Serkan Ocak

Loading

Travel Blog

Türkiye'ye düşen mermi ve topların peşinde

Suriye sınırındaki Akçakale'ye mermi yağarken bir yük treni de şarapnel parçalarıyla delik deşik oldu. Halk, evlerinin de vurulmasından korkuyor. Radikal, o mermilerin ateşlendiği, Suriye ordusu ile muhaliflerin çatıştığı sıcak bölge Tel Ebyad'a girdi.

27 Eylül 2012

Suriye sınırındaki Akçakale mermi ve topların hedefinde kalırken, Radikal muhabiri Serkan Ocak Suriye’ye geçerek çatışmaların merkezi Tel Ebyad’a girdi. Burada Suriye ordusu ile muhalifler arasındaki çatışmalar sürerken Özgür Suriye Ordusu askerleri ikontrolün kendilerinde olduğunu ve sınır hattını koruyacaklarını söylüyor.
Sınırın Türkiye tarafındaki, Şanlıurfa’nın Akçakale ilçesi ise savaşın ortasında kalmış durumda. Suriye’den atılan serseri havan toplarının nereye düşeceği belli olmuyor. İlçe merkezine düşen havan mermileri yüzünden halk panik içinde. Akçakale’de önceki gece sabaha kadar 10-15 dakika aralıklarla top atışları devam etti. Tel Ebyad’ın 12. kilometre uzağına konuşlanan Suriye Ordusu, muhaliflerin ele geçirdiği sınır bölgesini bombalamaya devam etti. Bir havan mermisi de Akçakale Tren İstasyonu’nda TCDD’ye ait bir vagona isabet etti. Bombanın şarapnel parçaları vagonun 5 santimetre kalınlığındaki demirini deldi. Polis bölgede güvenlik önlemi alırken istasyon boşaltıldı.
Mermi aynı zamanda Akçakale sınırındaki evlerin yaklaşık 20 metre yanına düşmüştü. Olayın görgü tanığı Ahmet Nalbant, bombanın çok güçlü bir ses çıkardığını anlattı: “Korkudan kaçıştık. Evlerimizde huzur kalmadı. Ne yapacağımızı bilmiyoruz.”

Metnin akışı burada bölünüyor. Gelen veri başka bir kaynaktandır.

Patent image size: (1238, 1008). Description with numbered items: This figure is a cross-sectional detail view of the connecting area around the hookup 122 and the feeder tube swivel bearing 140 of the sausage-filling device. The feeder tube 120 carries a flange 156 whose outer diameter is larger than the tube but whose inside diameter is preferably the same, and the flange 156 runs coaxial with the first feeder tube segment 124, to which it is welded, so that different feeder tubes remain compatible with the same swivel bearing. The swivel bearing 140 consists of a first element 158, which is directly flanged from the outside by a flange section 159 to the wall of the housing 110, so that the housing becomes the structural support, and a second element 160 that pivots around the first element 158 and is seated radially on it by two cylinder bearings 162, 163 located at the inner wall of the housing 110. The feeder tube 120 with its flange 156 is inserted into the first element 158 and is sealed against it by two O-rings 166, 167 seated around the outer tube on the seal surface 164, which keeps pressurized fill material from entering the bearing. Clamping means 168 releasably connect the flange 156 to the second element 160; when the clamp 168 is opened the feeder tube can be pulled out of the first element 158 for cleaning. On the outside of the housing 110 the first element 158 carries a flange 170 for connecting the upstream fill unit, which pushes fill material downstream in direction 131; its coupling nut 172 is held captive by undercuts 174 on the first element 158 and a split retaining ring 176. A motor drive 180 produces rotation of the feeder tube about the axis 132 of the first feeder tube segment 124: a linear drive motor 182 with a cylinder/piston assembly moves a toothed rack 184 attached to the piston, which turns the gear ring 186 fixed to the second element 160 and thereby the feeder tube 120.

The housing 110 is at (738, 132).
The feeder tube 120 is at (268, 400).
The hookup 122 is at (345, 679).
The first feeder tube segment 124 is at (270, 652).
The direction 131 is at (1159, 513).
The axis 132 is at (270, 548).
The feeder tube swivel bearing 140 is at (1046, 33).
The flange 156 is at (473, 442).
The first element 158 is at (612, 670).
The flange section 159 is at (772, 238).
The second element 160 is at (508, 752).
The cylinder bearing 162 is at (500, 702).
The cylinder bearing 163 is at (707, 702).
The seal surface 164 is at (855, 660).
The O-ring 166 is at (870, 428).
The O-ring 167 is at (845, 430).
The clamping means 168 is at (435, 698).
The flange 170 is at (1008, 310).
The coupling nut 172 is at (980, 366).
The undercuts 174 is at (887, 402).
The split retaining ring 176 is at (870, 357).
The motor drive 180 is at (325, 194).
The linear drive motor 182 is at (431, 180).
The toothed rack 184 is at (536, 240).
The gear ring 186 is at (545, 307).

Motosikletle giderken vuruldu
Akçakale’den İsa Topdemir de önceki gece evlerinin yakınlarına düşen bir top mermisinin şarapnel parçalarını göstererek, “Uyuyamıyoruz, sabaha kadar top atışları oluyor. Evimize de isabet edecek diye korkuyoruz” dedi.
Suriyeli Talal Sukni ise Tel Ebyad’dan Akçakale’ye kaçmış. Elinde hâlâ bir şarapnel parçası var: “Bu tarafa geçtik. Evimiz yok ancak herkes burada bize evini açtı. Üzerimize top yağıyordu.”
Şanlıurfa Devlet Hastanesi’nde de iki Suriyeli Muhammed ve Hasan Hamud, Suriye’den yaralı getirdikleri akrabalarını bekliyor. Mahmut başlarından geçenleri şöyle anlatıyor:
“Amcam Halit Hamud, motosikletiyle giderken bir top mermisi düştü. Belinden yaralandı. Türkiye’ye getirdik. Ancak hayatını kaybetti. Üç akrabamız daha yaralı. Biri yoğun bakımda. Cenazemizi alıp Suriye’ye götüreceğiz. Ambulansla sınıra kadar götürecekler. Oradan tabutu sınırdan kaçak geçireceğiz. Sonra gece Irak sınırının yakınlarındaki köye defnedeceğiz. Köy yolu normalde üç saatte gidiliyor. Ancak Esad’ın askerlerinden saklanabilmek için 10 saat süren başka bir yoldan gideceğiz.”

‘Çocukları yolladım’
Şehrin içinde askeriyeye ait zırhlı araçlar geçiyor. İnsanlar bu araçları görünce de tedirgin oluyor. Zırhlı araçların geçişi sırasında Akçakale’de esnaflık yapan Terzi Metin kapıya çıkıp konuşuyor: “Çoluk çocuğu Urfa’ya akrabaların yanına gönderdim. Ben çalışmak zorundayım. Huzurumuz bozuldu.”